Overall, the performance of the test resulted in a low level of discomfort to the patient with only one patient unable to tolerate a digital rectal examination, which is a contraindication to performing the OriCol test. Digital rectal examination is a requirement of the test, and like endoscopic examination, a painful or incomplete rectal examination in a patient should lead to alternative form of assessment, e.g., examination under anaesthesia to assess the anal canal for pathology.

The Rockwood Frailty Score [23] data also support the use of the test in patients who are unfit, frail or multiply co-morbid and whom would not be suitable for colonoscopic assessment. The potential to retrieve genetic material for analysis, to identify significant pathology such as a colorectal cancer allows very focused investigation such as CT or flexible sigmoidoscopy in patients whom curative options are excluded due to their poor health.

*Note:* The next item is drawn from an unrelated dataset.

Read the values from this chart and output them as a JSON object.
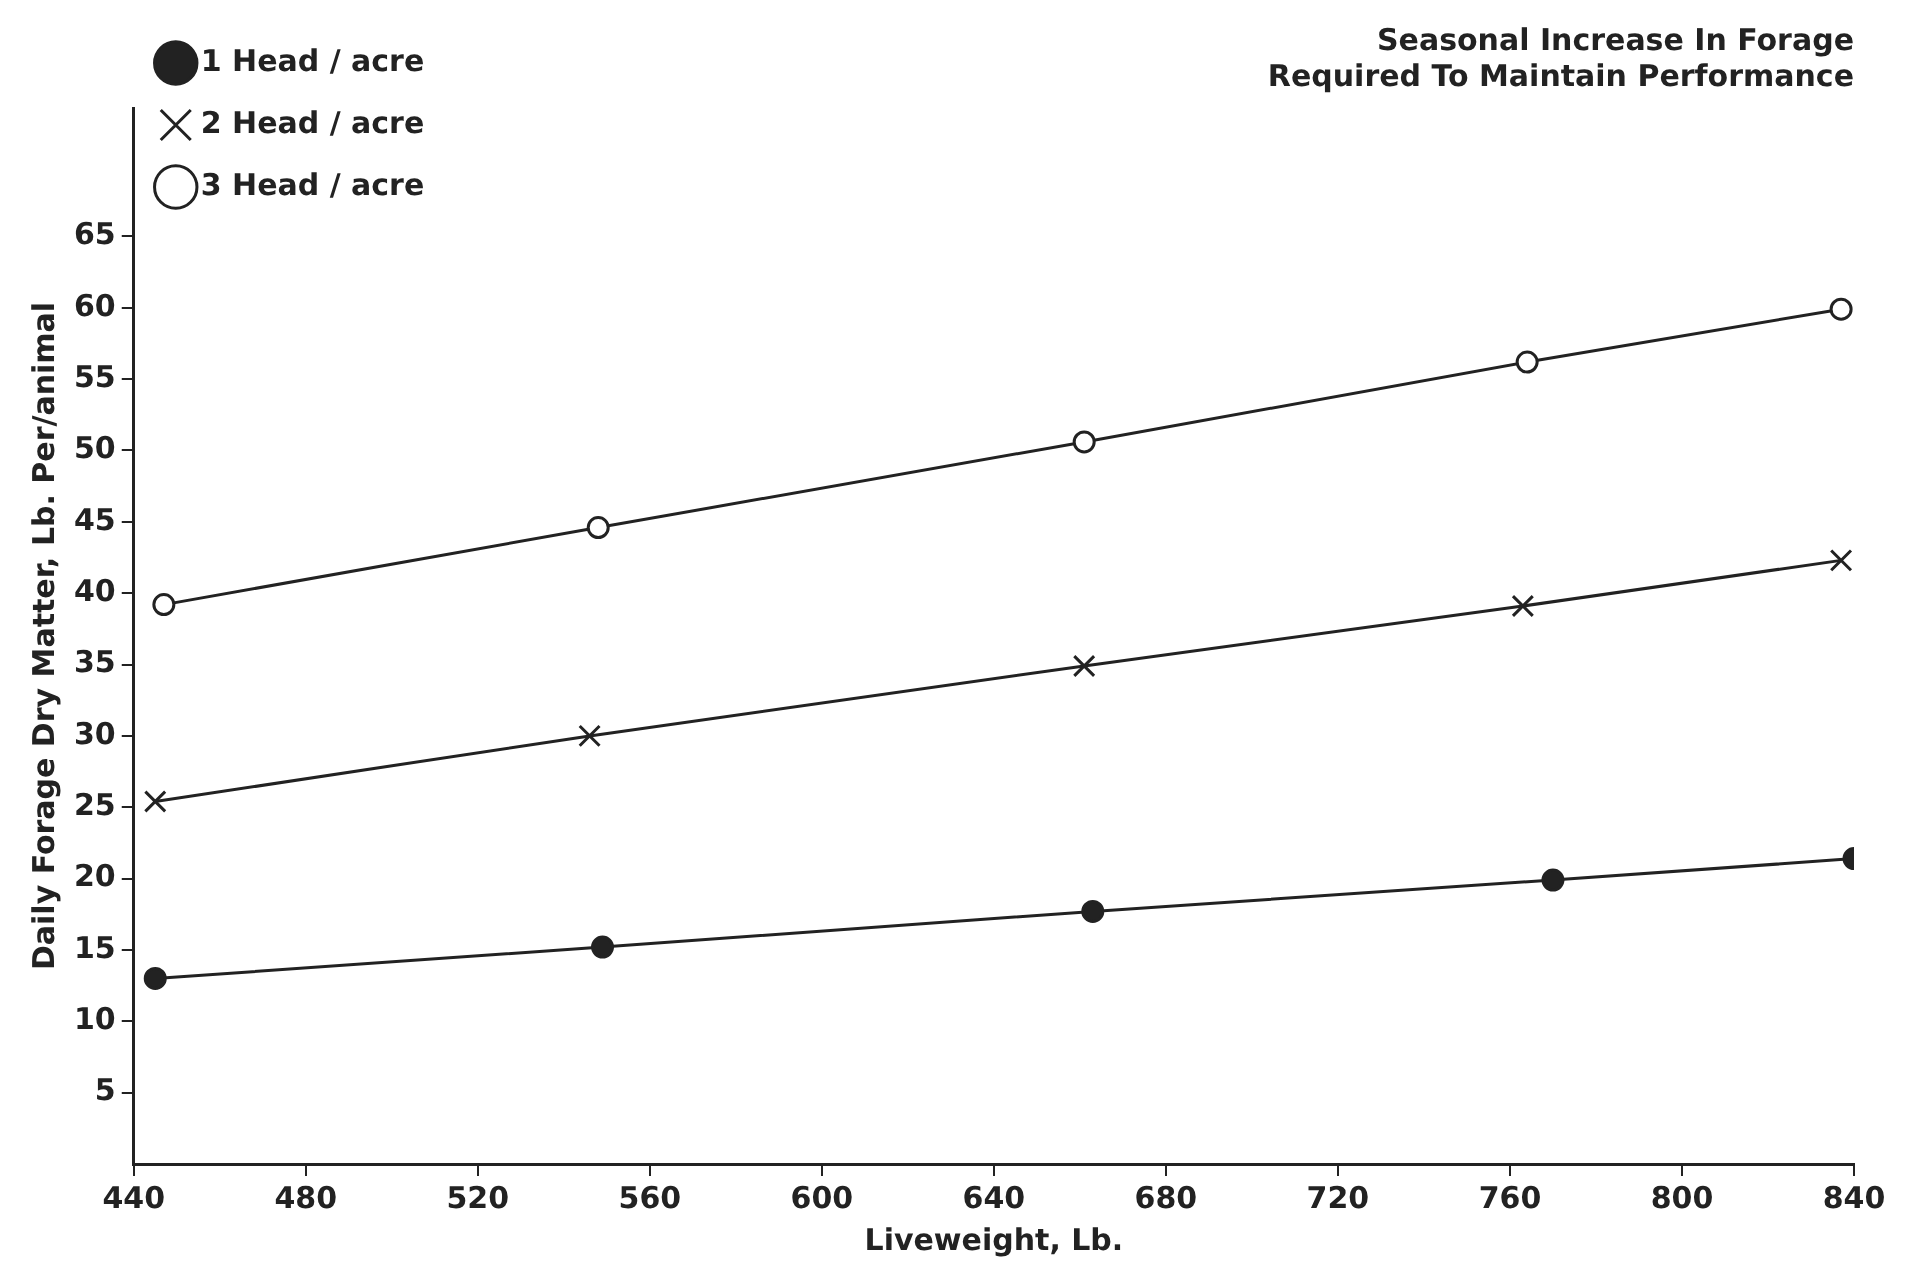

The focus of the complete study is to identify human DNA in rectal mucus. The majority of colorectal disease has a luminal origin with material shed into the faecal stream, huDNA in rectal mucus could offer an alternative to cfDNA in blood. The DNA extracted in this 300-participant cohort was not affected by recent bowel movement, however, the amount of non-human DNA in the sample does impact on the level of huDNA and separate bacterial analysis may be performed from the sample taken—a future potential area of microbiome research and disease. However, even with low levels of huDNA, NGS sequencing was successful thus demonstrating the robust nature of the retrieved mucus sample for analysis. A level of > 1% huDNA allowed successful sequencing for bioinformatic analysis. Overall, seven samples had huDNA below 1% and yet had a DNA concentration of more than 5000 ng/ml of mucus demonstrating that those samples are highly contaminated with non-human DNA. The sequencing of these samples using hybrid capture produced good-quality human sequences, yet most of the reads (> 50%) did not align to the human genome. We, therefore, set the limit of 1% as the minimum percentage of huDNA to provide a sufficient number of reads for tertiary analyses of gene mutations for the remainder of the complete study.

Conclusions

The potential use of the material extracted from the rectal mucus is to demonstrate DNA transferred through the colorectum from proximal disease, allowing recognition of known cancer mutations and thus triage for interventional colonoscopy. Successful use of the Oricol™ sampling device by different users and transfer of the material demonstrated that retrieval of the material allowed high rates of NGS analysis paving the way to further interrogation of key genes involved in colorectal cancer pathway and other bowel diseases. Overall, the high rate of recruitment, sample retrieval and safe transfer and low rate of sample loss from contamination will allow the study to proceed to full recruitment and complete sequencing of samples for genomic bioinformatic analysis is on-going.